USFJ commander says curfew may be permanent
CAMP FOSTER, Okinawa — The commander of U.S. Forces Japan says curfew and alcohol restrictions, imposed on servicemembers around the country following a spate of off-base crime and misbehavior last year, may be permanent.
Lt. Gen. Sam Angelella told Stars and Stripes during an interview Thursday he is not considering any changes to a ban on all off-base drinking from midnight to 5 a.m. and a late-night curfew for troops ranked E-5 and below at bases across mainland Japan.
However, stricter alcohol policies for Okinawa-based servicemembers may someday be eased to match the rules on the mainland, he said.
USFJ and the services imposed a curfew throughout Japan in October following the gang-rape of an Okinawan woman by two sailors. New restrictions on drinking followed amid a string of embarrassing off-base incidents that included drunken home invasions and public disturbances.
The military eased the initial liberty restrictions on mainland Japan in February, and those rules are likely to remain in place.
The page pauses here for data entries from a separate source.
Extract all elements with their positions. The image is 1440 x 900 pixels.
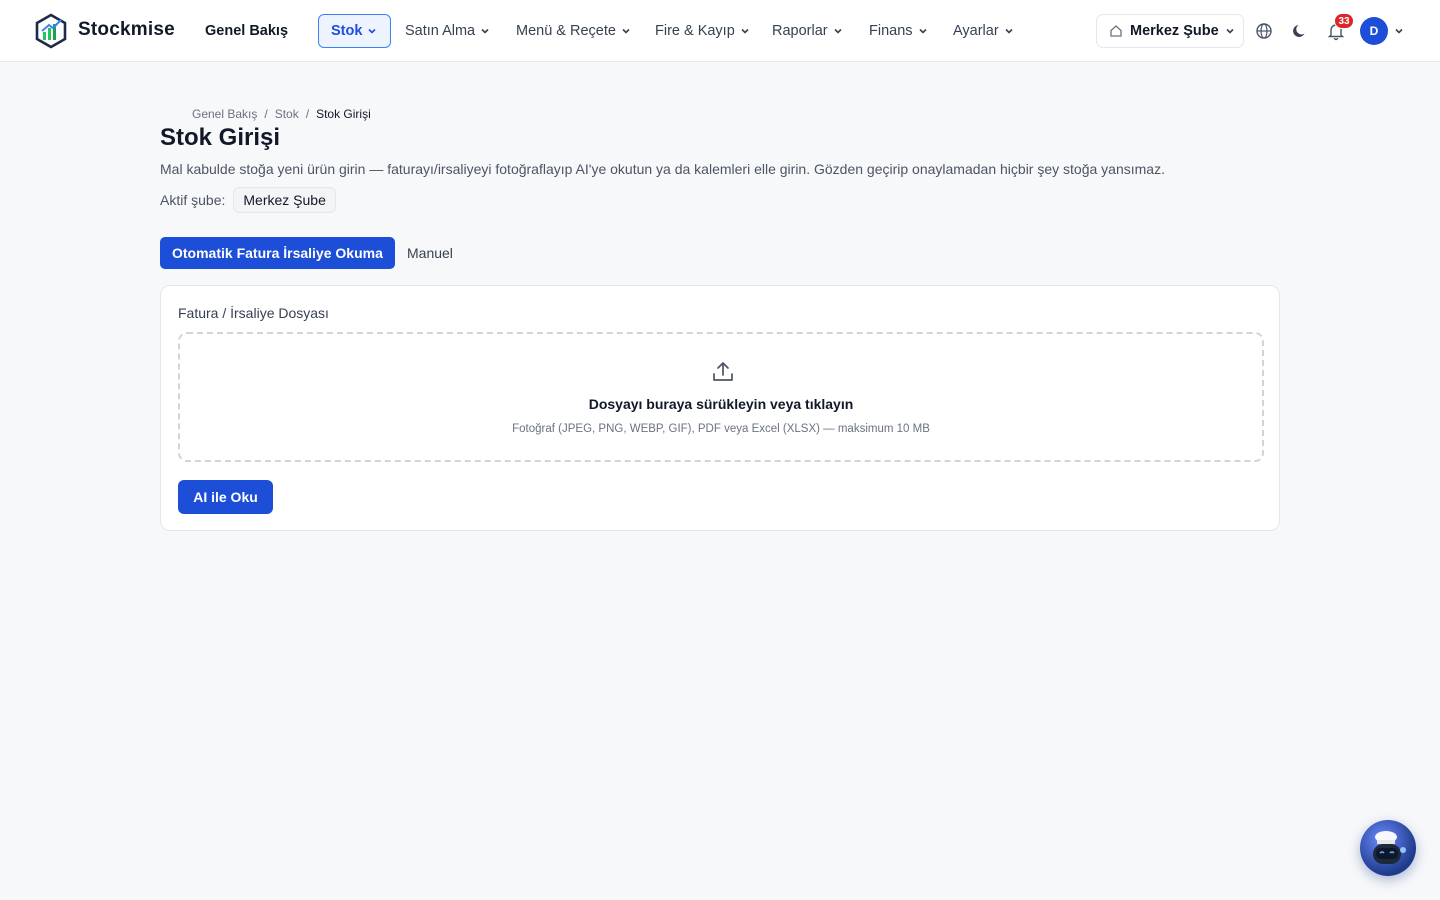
chevron-down-icon	[1226, 28, 1234, 34]
breadcrumb-separator: /	[305, 107, 310, 121]
file-field-label: Fatura / İrsaliye Dosyası	[178, 305, 329, 321]
active-branch-label: Aktif şube:	[160, 192, 226, 208]
nav-home-label: Genel Bakış	[205, 23, 289, 39]
nav-fire-kayip-label: Fire & Kayıp	[655, 23, 735, 39]
brand-name[interactable]: Stockmise	[78, 19, 175, 41]
breadcrumb-stok[interactable]: Stok	[275, 107, 299, 121]
chevron-down-icon	[368, 28, 376, 34]
globe-icon[interactable]	[1254, 21, 1274, 41]
nav-satin-alma-label: Satın Alma	[405, 23, 476, 39]
nav-home[interactable]: Genel Bakış	[205, 14, 288, 48]
breadcrumb-current: Stok Girişi	[316, 107, 371, 121]
top-navbar: Stockmise Genel Bakış Stok Satın Alma Me…	[0, 0, 1440, 62]
nav-ayarlar[interactable]: Ayarlar	[953, 14, 1015, 48]
dropzone-title: Dosyayı buraya sürükleyin veya tıklayın	[588, 396, 854, 412]
moon-icon[interactable]	[1290, 21, 1310, 41]
stockmise-logo-icon[interactable]	[34, 13, 68, 49]
nav-fire-kayip[interactable]: Fire & Kayıp	[655, 14, 751, 48]
breadcrumb-home[interactable]: Genel Bakış	[192, 107, 257, 121]
breadcrumb: Genel Bakış / Stok / Stok Girişi	[192, 107, 371, 121]
chevron-down-icon	[834, 28, 842, 34]
nav-stok[interactable]: Stok	[318, 14, 392, 48]
assistant-chat-button[interactable]	[1360, 820, 1416, 876]
active-branch: Aktif şube: Merkez Şube	[160, 187, 336, 213]
page-title: Stok Girişi	[160, 124, 281, 151]
nav-satin-alma[interactable]: Satın Alma	[405, 14, 491, 48]
nav-finans[interactable]: Finans	[869, 14, 929, 48]
tab-manual[interactable]: Manuel	[407, 237, 453, 269]
notification-badge: 33	[1334, 13, 1354, 29]
upload-card: Fatura / İrsaliye Dosyası Dosyayı buraya…	[160, 285, 1280, 531]
branch-selector-label: Merkez Şube	[1130, 23, 1219, 39]
chevron-down-icon	[1005, 28, 1013, 34]
robot-chef-icon	[1373, 831, 1406, 864]
chevron-down-icon	[741, 28, 749, 34]
nav-raporlar-label: Raporlar	[772, 23, 828, 39]
chevron-down-icon	[918, 28, 927, 34]
nav-finans-label: Finans	[869, 23, 913, 39]
avatar[interactable]: D	[1360, 17, 1388, 45]
branch-selector[interactable]: Merkez Şube	[1096, 14, 1244, 48]
nav-stok-label: Stok	[331, 23, 363, 39]
dropzone-hint: Fotoğraf (JPEG, PNG, WEBP, GIF), PDF vey…	[512, 423, 930, 435]
nav-menu-recete[interactable]: Menü & Reçete	[516, 14, 632, 48]
page-description: Mal kabulde stoğa yeni ürün girin — fatu…	[160, 161, 1165, 177]
active-branch-chip: Merkez Şube	[233, 187, 336, 213]
chevron-down-icon	[622, 28, 630, 34]
tab-auto-invoice-reading[interactable]: Otomatik Fatura İrsaliye Okuma	[160, 237, 395, 269]
upload-icon	[713, 362, 733, 381]
breadcrumb-separator: /	[264, 107, 268, 121]
read-with-ai-button[interactable]: AI ile Oku	[178, 480, 273, 514]
chevron-down-icon	[481, 28, 489, 34]
home-icon	[1110, 25, 1122, 37]
nav-ayarlar-label: Ayarlar	[953, 23, 999, 39]
chevron-down-icon[interactable]	[1393, 25, 1405, 37]
file-dropzone[interactable]: Dosyayı buraya sürükleyin veya tıklayın …	[178, 332, 1264, 462]
nav-menu-recete-label: Menü & Reçete	[516, 23, 616, 39]
nav-raporlar[interactable]: Raporlar	[772, 14, 844, 48]
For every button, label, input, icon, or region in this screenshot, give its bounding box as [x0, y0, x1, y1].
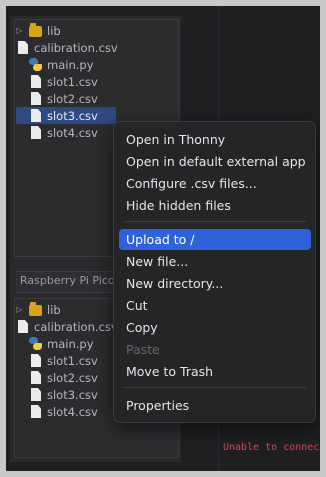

“Right now, I don’t have any plans to change the liberty policy throughout the rest of Japan. I think we’ve got it about right,” Angelella said during a visit to Okinawa. “I see it as more of an inconvenience to our young servicemembers rather than a real crisis for them.”
Okinawa-based troops are subject to the same enlisted curfew. A six-month ban on all off-base drinking was lifted in early June to allow two alcohol drinks with dinner at off-base restaurants between 6-10 p.m. Any drinking at bars and clubs is still not allowed.
The liberty policy may again be eased to a midnight-to-5 a.m. drinking ban depending on the behavior of servicemembers and the desires of the Japanese government, which had called on the U.S. to rein in the behavior of the roughly 48,000 servicemembers stationed in the country, Angelella said.
“I’m going to have to wait and see how we do here in the future,” he said. “I think over time, if the situation warrants, we might be able to get to the point where the liberty policy throughout Japan is the same.”
Troops in the Pacific typically account for a small fraction of crime in host countries, but any off-base behavior, especially violent crimes, can trigger public outcry —- and new liberty rules. U.S. forces in South Korea have been under a 1-5 a.m. curfew since 2011 following a rash of servicemember crimes that included two rape cases.
In Japan, the liberty restrictions started in October when two sailors deployed on temporary duty to Okinawa raped and robbed a local woman outside her apartment near Kadena Air Base. In the weeks and months that followed, public resentment was fueled by other incidents, such as an airman drunkenly barging into a Japanese apartment and punching a teen in the face.
The incidents caused friction in Japan at a time when the United States is depending on the long-time ally to be a key partner in its ongoing military pivot to the Asia-Pacific region.